The volunteering sector needs a more powerful representative body, volunteer managers have said in response to a survey by nfpSynergy.
The results of the survey are released in a report today entitled The New Alchemy: How volunteering turns donations of time and talent into human gold.
nfpSynergy surveyed 500 volunteer managers and found that two thirds of respondents felt they needed better representation.
Volunteer managers are “alchemists who can turn the raw human resource of time freely given into real gold”, the report says, but warned that for that to happen, volunteer managers need to be taken more seriously at a senior level.
“At its most fundamental, empowering volunteer managers means treating the post as a serious profession with a valuable and clear set of objectives and a secure mandate to focus substantively on volunteering,” the report says.
Some 63 per cent of respondents said they felt that volunteer management was considered “very important” by senior management. A further 30 percent felt that their job role was taken “somewhat seriously”.
Forty-seven per cent said they were happy or very happy with the level of support for volunteer managers within their organisation but almost the same amount, 46 per cent, felt their organisation could do more.
When asked what aspects of an infrastructure body would be most useful for volunteer managers, best practice tops the wish list at 84 per cent, followed by training at 70 per cent, the opportunity to meet other volunteer managers (67 per cent) and accessing online materials (66 per cent).
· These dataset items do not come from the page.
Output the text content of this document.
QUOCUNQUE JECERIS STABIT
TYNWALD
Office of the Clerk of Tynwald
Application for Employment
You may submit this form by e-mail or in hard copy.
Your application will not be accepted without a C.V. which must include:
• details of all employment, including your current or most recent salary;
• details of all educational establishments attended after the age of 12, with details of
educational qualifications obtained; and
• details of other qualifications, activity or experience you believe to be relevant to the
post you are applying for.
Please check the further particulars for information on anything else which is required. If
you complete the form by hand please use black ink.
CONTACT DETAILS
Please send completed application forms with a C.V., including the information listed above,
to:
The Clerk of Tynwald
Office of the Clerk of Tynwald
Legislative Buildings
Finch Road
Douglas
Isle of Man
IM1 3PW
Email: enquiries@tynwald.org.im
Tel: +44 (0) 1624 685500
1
"Volunteering doesn't just happen"
The survey reports that while there are encouraging signs in terms of organisational support - with 93 per cent of volunteer managers saying that they felt senior management within their organisation viewed their job as important – just half of respondents were happy with their organisations’ support for volunteer management and half of respondents felt their organisation could do more.
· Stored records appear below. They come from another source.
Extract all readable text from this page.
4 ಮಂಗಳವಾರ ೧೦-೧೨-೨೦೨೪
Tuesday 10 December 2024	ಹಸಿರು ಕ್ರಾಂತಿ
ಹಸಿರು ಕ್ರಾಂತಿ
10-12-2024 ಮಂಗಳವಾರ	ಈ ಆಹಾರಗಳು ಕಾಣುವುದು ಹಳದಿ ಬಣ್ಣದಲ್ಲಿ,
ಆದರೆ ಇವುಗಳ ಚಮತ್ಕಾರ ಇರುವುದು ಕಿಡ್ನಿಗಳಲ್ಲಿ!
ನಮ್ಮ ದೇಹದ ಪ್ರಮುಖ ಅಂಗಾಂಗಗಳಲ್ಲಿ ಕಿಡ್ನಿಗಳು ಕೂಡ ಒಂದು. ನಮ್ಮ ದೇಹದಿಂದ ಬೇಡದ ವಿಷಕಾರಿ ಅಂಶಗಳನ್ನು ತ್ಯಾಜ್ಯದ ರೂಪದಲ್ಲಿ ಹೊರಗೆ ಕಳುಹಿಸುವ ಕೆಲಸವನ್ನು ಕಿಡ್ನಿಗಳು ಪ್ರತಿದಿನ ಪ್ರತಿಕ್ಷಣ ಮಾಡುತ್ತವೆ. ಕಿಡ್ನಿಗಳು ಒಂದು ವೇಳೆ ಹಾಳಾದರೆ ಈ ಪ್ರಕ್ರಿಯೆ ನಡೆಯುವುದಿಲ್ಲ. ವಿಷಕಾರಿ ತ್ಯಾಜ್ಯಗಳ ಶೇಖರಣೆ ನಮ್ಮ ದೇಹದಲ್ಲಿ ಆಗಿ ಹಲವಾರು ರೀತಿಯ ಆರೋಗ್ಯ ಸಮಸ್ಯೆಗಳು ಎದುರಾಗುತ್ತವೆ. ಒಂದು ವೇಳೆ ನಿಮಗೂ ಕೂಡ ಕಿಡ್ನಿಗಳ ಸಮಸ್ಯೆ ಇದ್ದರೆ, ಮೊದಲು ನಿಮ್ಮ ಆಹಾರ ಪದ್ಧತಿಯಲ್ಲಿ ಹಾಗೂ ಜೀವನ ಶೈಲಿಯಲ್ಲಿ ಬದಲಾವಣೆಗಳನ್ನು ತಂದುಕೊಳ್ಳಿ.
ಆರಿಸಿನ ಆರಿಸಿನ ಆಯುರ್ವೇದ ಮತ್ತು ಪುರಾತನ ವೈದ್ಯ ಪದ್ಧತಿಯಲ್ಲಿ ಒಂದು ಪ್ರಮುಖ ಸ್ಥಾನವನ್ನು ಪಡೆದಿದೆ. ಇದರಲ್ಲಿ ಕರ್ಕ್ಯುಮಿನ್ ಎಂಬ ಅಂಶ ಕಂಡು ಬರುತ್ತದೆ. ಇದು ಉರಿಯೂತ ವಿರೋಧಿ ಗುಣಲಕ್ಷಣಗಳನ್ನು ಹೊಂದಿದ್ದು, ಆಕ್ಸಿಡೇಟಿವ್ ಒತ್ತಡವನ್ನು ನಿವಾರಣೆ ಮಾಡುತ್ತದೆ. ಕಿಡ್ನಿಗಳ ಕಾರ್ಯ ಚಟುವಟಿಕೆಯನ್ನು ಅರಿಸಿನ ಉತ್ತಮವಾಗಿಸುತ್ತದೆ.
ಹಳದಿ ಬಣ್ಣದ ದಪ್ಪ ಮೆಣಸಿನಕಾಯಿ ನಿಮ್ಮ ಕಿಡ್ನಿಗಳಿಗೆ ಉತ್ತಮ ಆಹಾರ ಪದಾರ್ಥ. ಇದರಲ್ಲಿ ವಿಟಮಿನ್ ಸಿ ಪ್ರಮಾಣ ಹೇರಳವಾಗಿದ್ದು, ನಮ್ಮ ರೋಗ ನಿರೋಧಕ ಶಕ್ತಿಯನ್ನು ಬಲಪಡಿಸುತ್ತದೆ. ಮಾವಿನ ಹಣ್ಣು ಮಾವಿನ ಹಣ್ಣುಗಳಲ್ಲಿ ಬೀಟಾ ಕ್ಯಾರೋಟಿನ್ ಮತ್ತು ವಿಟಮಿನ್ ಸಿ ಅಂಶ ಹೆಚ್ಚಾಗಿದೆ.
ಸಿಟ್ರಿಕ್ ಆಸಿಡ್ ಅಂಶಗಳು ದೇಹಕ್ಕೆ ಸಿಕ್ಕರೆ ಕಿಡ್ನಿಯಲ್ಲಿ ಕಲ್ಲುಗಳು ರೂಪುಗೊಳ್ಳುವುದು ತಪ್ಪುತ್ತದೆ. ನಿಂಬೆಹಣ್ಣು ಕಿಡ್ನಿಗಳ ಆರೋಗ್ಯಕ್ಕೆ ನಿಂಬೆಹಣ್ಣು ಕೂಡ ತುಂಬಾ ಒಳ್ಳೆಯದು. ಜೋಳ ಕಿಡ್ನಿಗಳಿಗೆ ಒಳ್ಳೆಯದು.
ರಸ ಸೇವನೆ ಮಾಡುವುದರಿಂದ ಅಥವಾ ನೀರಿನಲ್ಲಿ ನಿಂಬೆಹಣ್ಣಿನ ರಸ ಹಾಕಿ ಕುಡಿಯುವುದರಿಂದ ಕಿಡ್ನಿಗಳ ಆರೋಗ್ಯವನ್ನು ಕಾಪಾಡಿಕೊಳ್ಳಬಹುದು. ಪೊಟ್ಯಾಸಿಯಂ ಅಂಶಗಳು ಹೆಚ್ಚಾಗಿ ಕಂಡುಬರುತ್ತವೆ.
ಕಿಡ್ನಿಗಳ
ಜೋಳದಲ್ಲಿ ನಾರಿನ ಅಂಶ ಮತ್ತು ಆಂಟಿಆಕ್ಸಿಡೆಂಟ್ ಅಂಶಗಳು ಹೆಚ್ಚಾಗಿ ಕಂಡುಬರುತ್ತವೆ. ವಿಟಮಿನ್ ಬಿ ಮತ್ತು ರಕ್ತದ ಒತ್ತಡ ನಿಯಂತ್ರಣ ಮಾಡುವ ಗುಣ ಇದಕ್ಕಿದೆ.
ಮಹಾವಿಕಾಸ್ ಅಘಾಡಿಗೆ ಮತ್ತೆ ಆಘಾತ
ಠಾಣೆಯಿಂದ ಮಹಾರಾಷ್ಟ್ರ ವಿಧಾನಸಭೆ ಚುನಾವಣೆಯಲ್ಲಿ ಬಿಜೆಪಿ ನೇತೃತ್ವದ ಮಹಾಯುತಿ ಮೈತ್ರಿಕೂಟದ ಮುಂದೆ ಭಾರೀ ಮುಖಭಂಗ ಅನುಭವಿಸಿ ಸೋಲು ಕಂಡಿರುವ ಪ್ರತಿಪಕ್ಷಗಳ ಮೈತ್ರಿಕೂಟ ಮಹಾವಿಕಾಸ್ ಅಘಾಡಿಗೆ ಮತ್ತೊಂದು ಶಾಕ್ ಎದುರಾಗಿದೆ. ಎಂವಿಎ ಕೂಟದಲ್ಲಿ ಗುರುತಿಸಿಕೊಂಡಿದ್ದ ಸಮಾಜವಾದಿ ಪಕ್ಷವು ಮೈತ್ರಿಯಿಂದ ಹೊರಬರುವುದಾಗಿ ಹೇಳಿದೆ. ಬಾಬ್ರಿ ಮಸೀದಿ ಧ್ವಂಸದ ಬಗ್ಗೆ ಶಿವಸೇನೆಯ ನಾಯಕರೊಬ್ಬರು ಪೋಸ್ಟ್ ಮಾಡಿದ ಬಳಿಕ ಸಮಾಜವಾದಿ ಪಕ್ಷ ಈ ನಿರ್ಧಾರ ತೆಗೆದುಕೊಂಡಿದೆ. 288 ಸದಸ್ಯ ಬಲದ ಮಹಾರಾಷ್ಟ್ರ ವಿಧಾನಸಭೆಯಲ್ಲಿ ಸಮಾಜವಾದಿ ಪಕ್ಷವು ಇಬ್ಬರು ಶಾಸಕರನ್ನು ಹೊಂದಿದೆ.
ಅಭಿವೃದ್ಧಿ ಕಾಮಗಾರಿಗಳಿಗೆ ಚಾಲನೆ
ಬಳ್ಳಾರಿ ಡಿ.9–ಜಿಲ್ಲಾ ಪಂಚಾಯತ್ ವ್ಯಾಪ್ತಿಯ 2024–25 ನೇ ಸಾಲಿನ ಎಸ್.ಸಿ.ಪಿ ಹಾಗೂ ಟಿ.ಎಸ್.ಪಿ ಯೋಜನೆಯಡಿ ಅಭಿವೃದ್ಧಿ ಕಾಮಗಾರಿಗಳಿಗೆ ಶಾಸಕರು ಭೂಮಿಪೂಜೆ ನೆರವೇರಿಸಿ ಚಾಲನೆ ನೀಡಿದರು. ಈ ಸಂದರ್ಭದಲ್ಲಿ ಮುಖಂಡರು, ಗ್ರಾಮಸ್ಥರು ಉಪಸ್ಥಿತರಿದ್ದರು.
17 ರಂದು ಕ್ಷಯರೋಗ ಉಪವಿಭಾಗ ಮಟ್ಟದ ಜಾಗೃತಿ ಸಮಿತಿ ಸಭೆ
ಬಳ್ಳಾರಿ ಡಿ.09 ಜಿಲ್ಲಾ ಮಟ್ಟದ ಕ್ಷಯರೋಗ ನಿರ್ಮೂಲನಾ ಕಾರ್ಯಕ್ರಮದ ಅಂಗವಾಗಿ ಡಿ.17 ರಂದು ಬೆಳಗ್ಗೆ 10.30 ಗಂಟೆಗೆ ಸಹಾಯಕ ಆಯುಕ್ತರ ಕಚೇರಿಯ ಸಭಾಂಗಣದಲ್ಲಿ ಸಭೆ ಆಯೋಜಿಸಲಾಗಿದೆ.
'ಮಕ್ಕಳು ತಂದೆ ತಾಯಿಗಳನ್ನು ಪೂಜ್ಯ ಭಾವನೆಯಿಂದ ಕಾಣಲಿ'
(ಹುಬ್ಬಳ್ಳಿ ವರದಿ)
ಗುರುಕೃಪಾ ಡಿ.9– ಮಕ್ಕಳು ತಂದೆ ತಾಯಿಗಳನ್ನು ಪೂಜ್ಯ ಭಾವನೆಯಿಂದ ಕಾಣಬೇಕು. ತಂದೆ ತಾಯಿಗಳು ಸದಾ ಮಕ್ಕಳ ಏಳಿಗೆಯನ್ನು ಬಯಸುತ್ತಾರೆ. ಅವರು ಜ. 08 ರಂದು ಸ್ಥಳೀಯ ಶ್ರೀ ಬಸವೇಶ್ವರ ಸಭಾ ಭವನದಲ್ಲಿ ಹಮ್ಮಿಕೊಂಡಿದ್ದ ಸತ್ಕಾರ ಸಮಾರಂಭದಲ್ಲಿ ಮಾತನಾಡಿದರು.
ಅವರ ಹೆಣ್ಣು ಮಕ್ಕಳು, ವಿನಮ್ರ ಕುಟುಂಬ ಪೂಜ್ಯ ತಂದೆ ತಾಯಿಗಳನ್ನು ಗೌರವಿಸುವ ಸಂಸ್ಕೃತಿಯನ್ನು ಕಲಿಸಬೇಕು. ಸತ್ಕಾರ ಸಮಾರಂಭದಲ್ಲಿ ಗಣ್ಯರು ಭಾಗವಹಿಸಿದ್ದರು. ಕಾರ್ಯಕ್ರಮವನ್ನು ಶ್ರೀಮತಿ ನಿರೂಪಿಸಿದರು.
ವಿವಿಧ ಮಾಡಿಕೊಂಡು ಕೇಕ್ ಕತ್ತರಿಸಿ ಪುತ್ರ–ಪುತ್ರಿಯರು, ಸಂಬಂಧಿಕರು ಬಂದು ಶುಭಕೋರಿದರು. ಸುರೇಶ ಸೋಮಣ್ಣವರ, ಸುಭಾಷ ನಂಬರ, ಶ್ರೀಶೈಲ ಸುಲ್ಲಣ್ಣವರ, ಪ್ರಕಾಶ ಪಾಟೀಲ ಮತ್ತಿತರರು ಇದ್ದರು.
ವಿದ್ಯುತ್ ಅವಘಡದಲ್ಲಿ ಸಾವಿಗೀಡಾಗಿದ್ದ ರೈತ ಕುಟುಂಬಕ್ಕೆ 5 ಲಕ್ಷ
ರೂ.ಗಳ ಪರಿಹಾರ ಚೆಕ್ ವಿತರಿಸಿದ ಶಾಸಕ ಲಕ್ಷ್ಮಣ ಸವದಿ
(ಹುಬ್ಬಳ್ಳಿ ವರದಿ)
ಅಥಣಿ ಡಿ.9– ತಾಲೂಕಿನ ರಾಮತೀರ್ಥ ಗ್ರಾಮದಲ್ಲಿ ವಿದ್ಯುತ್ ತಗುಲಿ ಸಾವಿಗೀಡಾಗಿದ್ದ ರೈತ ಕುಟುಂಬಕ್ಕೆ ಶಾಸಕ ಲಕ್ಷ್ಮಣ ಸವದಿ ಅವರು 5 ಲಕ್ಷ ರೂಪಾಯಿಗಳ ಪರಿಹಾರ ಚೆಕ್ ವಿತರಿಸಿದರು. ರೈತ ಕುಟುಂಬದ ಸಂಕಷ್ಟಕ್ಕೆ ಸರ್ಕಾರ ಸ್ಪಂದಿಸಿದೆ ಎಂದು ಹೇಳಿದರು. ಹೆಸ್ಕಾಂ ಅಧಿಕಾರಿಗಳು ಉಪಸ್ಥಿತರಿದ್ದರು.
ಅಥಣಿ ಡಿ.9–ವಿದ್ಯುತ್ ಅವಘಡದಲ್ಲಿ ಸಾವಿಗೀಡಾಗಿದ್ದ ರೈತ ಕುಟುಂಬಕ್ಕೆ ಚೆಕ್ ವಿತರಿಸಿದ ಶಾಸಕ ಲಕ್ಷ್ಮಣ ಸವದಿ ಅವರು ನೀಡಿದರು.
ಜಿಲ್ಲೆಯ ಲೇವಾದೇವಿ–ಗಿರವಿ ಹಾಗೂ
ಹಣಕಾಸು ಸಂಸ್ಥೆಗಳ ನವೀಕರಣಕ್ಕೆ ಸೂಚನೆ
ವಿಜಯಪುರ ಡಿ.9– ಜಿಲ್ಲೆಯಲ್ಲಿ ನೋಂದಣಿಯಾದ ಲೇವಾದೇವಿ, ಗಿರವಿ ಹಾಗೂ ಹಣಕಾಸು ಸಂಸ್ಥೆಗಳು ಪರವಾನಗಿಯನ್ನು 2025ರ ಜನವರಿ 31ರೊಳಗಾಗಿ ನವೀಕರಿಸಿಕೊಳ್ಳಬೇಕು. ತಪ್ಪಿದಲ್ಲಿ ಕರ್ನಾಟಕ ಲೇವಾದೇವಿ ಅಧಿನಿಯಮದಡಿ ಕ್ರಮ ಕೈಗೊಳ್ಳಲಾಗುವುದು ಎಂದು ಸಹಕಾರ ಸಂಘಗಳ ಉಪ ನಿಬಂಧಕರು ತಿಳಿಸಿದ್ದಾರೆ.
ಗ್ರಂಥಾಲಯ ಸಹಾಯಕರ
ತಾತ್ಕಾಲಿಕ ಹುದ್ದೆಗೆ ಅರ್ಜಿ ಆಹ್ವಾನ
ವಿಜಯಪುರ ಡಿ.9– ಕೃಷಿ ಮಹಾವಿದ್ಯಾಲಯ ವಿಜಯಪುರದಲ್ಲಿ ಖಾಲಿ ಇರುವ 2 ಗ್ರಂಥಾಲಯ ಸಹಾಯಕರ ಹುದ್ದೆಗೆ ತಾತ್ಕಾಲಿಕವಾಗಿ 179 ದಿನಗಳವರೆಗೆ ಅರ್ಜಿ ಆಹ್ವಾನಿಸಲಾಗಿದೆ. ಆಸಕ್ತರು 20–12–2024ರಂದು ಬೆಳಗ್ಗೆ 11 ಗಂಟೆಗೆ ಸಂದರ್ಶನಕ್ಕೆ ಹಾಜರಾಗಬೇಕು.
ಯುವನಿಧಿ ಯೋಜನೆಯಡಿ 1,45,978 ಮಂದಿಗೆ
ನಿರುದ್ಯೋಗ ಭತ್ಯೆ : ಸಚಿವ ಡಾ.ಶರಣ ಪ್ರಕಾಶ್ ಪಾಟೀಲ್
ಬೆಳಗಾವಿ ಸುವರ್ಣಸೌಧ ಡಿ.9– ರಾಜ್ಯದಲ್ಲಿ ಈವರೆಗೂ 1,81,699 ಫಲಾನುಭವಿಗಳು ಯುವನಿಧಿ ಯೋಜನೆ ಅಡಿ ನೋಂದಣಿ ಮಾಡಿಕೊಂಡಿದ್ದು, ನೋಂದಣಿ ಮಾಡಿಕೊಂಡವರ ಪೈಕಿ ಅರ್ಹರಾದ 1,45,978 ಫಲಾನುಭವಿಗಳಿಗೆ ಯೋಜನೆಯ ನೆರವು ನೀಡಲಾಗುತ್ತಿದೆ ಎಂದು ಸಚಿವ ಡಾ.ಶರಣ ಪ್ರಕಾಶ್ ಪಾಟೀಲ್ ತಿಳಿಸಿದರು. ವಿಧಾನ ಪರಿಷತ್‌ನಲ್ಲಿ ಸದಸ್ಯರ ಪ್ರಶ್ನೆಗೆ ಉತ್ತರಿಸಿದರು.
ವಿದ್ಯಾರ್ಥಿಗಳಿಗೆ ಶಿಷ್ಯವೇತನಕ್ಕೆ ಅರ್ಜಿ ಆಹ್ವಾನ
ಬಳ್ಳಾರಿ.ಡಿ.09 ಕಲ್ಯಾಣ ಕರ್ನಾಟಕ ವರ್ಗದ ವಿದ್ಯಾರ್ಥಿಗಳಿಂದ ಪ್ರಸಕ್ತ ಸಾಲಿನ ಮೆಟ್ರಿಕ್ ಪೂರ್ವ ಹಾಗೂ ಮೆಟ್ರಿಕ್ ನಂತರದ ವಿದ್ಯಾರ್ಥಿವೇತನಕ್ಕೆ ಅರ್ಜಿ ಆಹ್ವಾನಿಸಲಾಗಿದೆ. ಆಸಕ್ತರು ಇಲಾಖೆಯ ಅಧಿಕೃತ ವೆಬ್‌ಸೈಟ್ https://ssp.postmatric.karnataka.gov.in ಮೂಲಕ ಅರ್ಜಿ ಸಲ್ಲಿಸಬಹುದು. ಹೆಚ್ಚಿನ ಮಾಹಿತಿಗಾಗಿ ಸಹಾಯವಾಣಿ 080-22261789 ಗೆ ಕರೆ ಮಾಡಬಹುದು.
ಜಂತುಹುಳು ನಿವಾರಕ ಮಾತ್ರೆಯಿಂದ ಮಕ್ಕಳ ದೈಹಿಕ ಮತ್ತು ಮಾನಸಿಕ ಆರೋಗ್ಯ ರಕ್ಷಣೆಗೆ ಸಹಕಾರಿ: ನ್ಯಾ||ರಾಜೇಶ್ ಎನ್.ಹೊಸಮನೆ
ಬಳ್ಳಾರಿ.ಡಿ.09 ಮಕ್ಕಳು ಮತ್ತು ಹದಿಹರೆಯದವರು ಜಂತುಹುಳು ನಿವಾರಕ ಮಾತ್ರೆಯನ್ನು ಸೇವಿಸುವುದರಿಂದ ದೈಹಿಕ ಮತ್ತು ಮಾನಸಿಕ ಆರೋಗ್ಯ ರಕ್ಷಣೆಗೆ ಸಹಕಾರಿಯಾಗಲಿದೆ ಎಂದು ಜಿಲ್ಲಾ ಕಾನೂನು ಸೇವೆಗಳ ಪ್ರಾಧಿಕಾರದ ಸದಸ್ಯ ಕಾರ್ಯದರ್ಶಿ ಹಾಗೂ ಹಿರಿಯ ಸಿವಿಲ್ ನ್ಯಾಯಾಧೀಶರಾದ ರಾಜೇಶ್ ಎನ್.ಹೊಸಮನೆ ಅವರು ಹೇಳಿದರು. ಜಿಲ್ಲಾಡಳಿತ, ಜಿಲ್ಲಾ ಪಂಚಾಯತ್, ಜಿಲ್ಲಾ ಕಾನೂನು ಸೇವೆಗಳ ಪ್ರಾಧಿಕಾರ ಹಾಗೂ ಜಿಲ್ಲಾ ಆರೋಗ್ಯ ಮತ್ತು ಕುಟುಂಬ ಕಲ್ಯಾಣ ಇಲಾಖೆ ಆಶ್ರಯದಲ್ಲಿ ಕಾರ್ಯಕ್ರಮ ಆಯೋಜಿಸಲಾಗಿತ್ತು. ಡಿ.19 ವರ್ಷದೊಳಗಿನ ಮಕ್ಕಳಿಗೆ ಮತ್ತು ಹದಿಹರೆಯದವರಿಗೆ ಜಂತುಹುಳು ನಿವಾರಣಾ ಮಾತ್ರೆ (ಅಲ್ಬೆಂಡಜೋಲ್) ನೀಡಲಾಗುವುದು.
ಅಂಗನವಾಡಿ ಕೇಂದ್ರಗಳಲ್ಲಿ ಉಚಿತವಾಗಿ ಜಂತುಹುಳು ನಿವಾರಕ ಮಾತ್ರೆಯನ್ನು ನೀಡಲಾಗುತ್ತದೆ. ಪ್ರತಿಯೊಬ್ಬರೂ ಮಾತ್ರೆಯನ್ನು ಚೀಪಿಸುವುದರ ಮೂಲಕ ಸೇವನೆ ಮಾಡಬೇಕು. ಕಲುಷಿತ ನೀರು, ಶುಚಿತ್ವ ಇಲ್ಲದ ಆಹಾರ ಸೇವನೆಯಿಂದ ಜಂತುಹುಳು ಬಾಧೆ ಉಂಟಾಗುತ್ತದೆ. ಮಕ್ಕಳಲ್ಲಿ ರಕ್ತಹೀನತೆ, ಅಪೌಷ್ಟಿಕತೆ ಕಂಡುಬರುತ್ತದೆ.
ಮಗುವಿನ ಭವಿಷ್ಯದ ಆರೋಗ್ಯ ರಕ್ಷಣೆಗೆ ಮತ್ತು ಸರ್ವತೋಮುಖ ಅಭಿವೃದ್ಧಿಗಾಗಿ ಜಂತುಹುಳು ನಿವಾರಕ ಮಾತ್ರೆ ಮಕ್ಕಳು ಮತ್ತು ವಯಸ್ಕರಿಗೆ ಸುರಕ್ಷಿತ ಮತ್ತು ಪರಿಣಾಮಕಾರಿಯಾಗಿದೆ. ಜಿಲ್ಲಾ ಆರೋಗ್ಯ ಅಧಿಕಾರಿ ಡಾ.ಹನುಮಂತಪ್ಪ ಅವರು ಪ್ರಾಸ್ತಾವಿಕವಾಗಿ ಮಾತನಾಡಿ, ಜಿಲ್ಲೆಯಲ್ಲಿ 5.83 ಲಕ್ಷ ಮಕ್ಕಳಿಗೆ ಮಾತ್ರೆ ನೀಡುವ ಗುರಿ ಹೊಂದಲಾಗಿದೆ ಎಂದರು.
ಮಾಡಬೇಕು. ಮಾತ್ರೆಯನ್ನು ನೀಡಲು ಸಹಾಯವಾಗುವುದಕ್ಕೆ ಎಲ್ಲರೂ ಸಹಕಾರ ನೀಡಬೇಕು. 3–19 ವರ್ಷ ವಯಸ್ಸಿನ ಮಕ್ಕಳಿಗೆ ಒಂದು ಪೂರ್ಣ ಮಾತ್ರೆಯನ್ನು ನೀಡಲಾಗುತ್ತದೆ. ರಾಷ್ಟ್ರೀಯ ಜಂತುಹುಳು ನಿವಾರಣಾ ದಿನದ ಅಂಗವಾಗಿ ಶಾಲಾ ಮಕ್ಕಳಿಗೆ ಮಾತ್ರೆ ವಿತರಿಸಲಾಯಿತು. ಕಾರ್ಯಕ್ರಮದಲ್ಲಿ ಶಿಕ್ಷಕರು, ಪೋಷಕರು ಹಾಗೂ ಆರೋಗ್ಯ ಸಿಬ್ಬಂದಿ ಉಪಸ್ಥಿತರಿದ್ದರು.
One respondent interviewed commented: “It’s not enough to just get volunteers. Volunteering doesn't just happen, it’s always a managed and supported and enabled process. If we want volunteering to be successful, we need to make sure that the management, or the empowering and enabling of that process, is successful.“
The report builds on a previous survey in 2005 that found the type of volunteer was changing and charities needed to adapt to suit the demands of a new “selfish volunteer”. Charities who were able to suit the needs of younger and skilled volunteers and took the role of a volunteer manager seriously, were better able to turn the volunteer resource into “human gold”.
“The best thing your organisation can do is empower its volunteer managers and allow them a strong, secure mandate to develop volunteer capacity in their own way, the report says.
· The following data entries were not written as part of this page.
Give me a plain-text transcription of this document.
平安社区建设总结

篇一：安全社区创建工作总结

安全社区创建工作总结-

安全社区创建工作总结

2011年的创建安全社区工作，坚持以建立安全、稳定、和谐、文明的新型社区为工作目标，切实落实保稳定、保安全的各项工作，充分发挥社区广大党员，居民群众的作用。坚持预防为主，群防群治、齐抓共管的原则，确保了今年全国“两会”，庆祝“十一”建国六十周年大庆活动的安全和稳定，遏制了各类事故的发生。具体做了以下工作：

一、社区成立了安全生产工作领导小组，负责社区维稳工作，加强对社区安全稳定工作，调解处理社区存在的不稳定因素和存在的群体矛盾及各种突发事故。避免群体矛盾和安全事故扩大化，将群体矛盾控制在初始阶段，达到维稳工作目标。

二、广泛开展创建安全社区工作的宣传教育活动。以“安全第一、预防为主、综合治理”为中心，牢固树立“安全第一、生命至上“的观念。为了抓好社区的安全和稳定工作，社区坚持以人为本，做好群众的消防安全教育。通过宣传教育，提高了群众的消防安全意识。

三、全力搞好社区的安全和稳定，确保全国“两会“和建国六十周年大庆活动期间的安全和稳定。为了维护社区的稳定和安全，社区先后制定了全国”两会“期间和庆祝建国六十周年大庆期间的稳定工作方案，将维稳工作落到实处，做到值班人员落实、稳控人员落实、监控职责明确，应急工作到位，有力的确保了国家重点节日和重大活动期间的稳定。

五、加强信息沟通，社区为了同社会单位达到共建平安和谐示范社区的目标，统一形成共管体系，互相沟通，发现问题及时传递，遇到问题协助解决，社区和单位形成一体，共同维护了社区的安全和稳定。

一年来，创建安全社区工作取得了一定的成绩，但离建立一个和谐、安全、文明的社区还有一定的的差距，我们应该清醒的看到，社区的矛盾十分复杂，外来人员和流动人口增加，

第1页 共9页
The report says that while volunteering and volunteer management have developed significantly over the past few years, with new qualifications in the field and more prominence for volunteer roles within job listings, the field still suffers the effects of shortfalls.
“With volunteer centres losing funding - the Volunteer Centre network in 2011/12 saw its lowest funding since 2008/09, with a shrinking number of funding sources and demand out-stripping capacity - it is clear that the vocation remains under-prioritised, under-professionalised and under-supported,” the report says.